In a slightly different but related world, this feature is called "hinted handoff" based on an Amazon paper about their Dynamo system.  The key questions are:

* How do clients find the "hinted" location?

* How do the writes propagate to the "correct" server when it comes back up?

* What happens if that server *never* comes back up?

These are significant challenges even within the Dynamo world of atomic key/value pairs and weak consistency.  They're likely to be even more challenging in the context of a POSIX filesytem like GlusterFS, and the solution to the write-propagation issue in particular is likely to require a kind of server-to-server communication that GlusterFS has mostly eschewed until now.  Lastly, I don't think the current elastic hashing implementation in DHT lends itself very well to this.  For CloudFS I have written a translator that takes a more Dynamo-like approach in which additional or alternative bricks will automatically be found and used if the primary brick for a file is down.  This might support hinted handoff a little better, in addition to addressing issues of directory-operation scalability, replication performance, etc.  I'd be glad to collaborate with others on moving this forward, as it's currently stalled behind other CloudFS priorities.

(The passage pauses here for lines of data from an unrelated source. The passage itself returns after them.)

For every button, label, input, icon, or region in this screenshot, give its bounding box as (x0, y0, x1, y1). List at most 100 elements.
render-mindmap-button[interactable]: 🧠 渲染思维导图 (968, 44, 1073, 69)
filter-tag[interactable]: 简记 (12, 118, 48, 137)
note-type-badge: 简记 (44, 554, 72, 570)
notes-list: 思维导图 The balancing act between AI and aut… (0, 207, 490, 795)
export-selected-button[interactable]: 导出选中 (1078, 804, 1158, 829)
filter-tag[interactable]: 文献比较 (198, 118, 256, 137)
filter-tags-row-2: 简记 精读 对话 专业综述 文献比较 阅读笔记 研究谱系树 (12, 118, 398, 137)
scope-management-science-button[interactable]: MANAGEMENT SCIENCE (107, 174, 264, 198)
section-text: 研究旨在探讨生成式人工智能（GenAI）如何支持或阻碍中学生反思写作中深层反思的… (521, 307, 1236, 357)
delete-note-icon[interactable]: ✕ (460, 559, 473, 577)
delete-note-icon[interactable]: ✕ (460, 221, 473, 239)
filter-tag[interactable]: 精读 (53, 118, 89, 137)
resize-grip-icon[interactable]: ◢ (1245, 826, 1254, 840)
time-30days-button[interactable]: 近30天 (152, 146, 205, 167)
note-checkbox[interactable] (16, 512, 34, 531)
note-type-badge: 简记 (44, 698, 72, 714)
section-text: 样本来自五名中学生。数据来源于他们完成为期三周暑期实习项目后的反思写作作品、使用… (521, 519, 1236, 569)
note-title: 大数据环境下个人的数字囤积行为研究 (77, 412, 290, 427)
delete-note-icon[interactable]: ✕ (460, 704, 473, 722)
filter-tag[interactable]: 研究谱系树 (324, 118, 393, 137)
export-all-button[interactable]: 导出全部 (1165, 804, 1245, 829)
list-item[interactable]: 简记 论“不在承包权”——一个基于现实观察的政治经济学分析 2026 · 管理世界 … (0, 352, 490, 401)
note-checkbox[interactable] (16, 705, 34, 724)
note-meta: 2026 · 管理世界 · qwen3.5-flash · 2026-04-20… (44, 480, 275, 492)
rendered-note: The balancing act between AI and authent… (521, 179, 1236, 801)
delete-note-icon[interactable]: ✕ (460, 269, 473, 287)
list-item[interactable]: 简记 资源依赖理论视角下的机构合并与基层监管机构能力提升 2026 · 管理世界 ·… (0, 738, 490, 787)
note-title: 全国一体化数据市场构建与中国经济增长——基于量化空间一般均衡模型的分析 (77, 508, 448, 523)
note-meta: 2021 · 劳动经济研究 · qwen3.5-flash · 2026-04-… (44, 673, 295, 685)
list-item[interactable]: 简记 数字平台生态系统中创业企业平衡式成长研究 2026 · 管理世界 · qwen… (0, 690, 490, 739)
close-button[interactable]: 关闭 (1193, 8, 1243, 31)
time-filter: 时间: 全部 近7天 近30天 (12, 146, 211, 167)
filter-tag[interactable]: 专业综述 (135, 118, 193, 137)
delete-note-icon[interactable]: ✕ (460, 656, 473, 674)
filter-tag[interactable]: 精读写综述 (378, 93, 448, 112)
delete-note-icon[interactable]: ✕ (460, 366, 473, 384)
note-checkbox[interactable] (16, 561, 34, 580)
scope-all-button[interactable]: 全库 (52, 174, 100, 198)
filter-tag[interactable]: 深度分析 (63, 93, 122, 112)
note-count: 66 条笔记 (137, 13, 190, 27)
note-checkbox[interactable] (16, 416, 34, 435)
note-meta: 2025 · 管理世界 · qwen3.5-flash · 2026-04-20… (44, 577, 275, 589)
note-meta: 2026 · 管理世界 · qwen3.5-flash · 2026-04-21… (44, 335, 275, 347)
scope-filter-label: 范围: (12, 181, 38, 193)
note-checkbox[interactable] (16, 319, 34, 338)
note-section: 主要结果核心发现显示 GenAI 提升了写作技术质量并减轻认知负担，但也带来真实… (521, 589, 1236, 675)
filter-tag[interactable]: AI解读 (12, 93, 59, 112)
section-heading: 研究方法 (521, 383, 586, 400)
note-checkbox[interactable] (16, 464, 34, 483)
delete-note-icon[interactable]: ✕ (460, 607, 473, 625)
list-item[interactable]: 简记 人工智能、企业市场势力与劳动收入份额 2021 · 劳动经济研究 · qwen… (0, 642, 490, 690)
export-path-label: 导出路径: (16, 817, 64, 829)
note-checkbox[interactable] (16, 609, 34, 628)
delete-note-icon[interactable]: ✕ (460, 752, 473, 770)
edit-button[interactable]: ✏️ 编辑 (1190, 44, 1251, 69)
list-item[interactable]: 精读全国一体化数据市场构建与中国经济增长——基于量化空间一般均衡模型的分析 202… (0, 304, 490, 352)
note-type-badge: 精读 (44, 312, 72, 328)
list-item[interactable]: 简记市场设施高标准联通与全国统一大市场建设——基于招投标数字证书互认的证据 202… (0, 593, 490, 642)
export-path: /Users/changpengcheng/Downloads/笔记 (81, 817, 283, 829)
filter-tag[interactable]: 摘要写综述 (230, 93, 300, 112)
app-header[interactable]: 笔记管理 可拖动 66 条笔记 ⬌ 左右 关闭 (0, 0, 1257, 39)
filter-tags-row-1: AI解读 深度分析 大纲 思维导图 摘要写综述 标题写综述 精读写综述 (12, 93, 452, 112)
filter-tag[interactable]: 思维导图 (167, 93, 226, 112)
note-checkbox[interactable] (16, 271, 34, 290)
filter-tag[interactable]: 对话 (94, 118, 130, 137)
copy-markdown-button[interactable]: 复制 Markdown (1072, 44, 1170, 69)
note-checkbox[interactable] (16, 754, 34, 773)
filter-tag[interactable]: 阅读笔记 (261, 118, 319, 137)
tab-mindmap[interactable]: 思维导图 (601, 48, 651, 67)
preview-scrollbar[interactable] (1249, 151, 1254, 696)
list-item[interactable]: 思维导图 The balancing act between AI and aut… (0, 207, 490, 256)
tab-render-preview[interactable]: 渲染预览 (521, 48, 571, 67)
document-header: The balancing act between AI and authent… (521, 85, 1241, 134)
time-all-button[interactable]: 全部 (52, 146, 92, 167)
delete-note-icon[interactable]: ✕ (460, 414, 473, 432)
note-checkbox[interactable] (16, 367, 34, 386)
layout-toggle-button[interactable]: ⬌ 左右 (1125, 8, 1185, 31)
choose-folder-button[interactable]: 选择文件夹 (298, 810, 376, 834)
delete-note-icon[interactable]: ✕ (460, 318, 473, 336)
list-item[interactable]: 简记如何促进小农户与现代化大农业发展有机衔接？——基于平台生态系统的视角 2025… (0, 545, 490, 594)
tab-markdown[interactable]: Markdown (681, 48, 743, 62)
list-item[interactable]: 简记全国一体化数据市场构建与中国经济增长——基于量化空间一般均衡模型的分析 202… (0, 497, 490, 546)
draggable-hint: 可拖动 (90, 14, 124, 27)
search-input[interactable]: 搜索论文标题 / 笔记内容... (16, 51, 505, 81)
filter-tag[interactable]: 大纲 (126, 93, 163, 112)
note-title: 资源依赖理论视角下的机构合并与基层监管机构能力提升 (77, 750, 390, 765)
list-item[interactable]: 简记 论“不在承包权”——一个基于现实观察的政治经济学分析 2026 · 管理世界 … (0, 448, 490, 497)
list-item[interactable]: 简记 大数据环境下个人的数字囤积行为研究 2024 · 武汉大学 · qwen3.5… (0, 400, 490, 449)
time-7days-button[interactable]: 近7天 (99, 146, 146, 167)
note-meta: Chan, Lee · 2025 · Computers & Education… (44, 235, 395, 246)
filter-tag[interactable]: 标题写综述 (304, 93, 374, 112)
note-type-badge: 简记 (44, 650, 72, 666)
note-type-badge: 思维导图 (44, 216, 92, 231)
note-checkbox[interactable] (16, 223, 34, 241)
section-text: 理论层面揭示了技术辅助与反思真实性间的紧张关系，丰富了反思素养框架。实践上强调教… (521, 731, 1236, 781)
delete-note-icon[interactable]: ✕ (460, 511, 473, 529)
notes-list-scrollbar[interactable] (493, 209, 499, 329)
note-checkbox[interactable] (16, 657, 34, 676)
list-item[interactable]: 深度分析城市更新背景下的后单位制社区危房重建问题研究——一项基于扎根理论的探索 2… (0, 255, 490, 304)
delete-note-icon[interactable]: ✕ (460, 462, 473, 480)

For now and for the immediate future, I think the solution to this problem will be to run distribute over replicate, so that single-node failures are never visible to DHT.

Comment 1 Jacob Shucart 2011-04-15 18:26:17 UTC

If you write files to a distributed volume, and one of the servers is down, Gluster still attempts to write to that server and gets "Transport endpoint not connected" error.  Can we set things so that files will get written instead to a server that is up?

This was with mounting as glusterfs.

Comment 2 Amar Tumballi 2011-07-15 05:48:55 UTC

Jeff's answer is very apt. With the current design of Distribute (the hash based location finding), handling migration of a 'open' fd when a server goes down is not a feasibility. 

Recommended usage scenario if user wants high availability is to use replicate with distribute at the moment. I will be closing the bug as 'Wont fix'.